Talc Compaction

Compaction of Talc:

Talc is used in diverse sectors. Among those diverse sectors, the plastics industry plays a major roll with using talc as an additive for polypropylene. Those polypropylenes are applied in the automotive industry for improving the mechanical properties of bumpers, for improving the shape accuracy of the interior and for extending the temperature range in the technical area.

High bulk weight combined with good dispersibility are the most important characteristics for the implementation of talc in the plastics industry. Furthermore, the granulating procedure should possibly work without water because otherwise the material would have to be degassed in a complex way for further processing it in extruders.

The compaction of talc on roller presses meets those demands. Due to the relative low bulk weight of fine talc, the roller presses must be equipped with a vacuum de-aeration for this purpose. Depending on the feeding material and its grain size, different throughput capacities can be achieved with a roll press of the ARC MS series.

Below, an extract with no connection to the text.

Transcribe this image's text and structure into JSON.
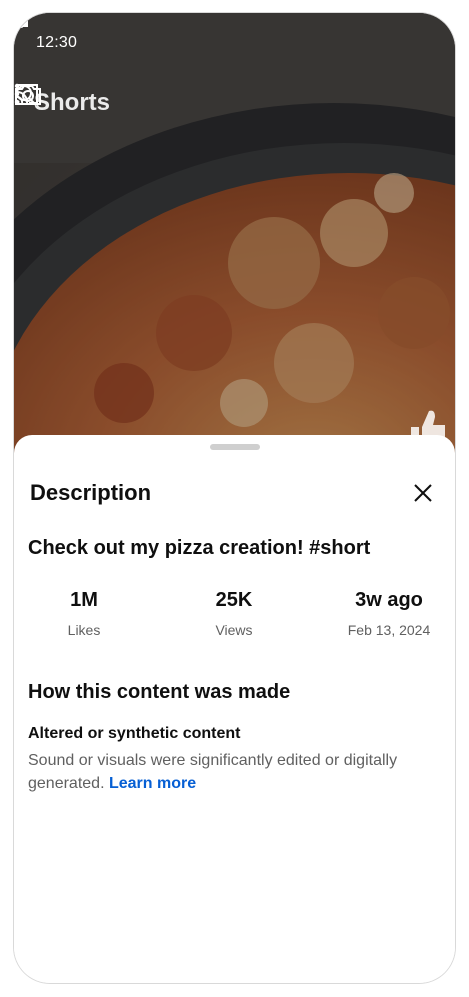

The KOMPAKTOR  is designed for the de-aeration of talc (densification). A high bulk density without creation of hard spots will be achieved during the densification process.

The powder will be fed into a large silo above a horizontal screw. An agitator or vibration nozzles above the screw prevent any bridging of the light talc powder. The horizontal screw has a vacuum de aeration system for increasing the efficiency of the screw and increasing the throughput of the Compactor.

The material will be fed with multiple screws into the gap of the compaction rolls. In the conical hopper of the multiple screw feeding unit there will be also a vacuum de-aeration system.

The talc will be compacted to soft flakes in the roller gap of the Compactor ARC MS series.  After compaction the material is normally packed into super sacks or normal bags.

During the compaction/granulation process this fine dust will be granulated to dust free granules with a bulk density of more than 500 g/l.

Example for ARC-MS 60

– Feeding bulk weight:  g/l = 12.5 lb/ft³

– Final bulk weight:  min. 600 g/l = 37.5 lb/ft³

– Throughput:  approx. 4 Mtons/h

– Feeding bulk weight:  280 g/l = 17.5 lb/ft³

– Final bulk weight:  min. 600 g/l = 37.5 lb/ft³

– Throughput:  approx. 6 Mtons/h

With this process, bulk weights up to 800 g/l = 50 lb/ft³ can be obtained, irrespective of the feeding material. However, this results in a reduced throughput capacity.

With talc qualities as being used in the paper industry (feeding bulk weight approx. 300 g/l = 20 lb/ft³), bulk weights of approx. 1.000 g/l (= 62 lb/ft³) can be gained. The throughput of an ARC MS 75 machine ranges in this case between approx. 5 – 6 Mtons/h.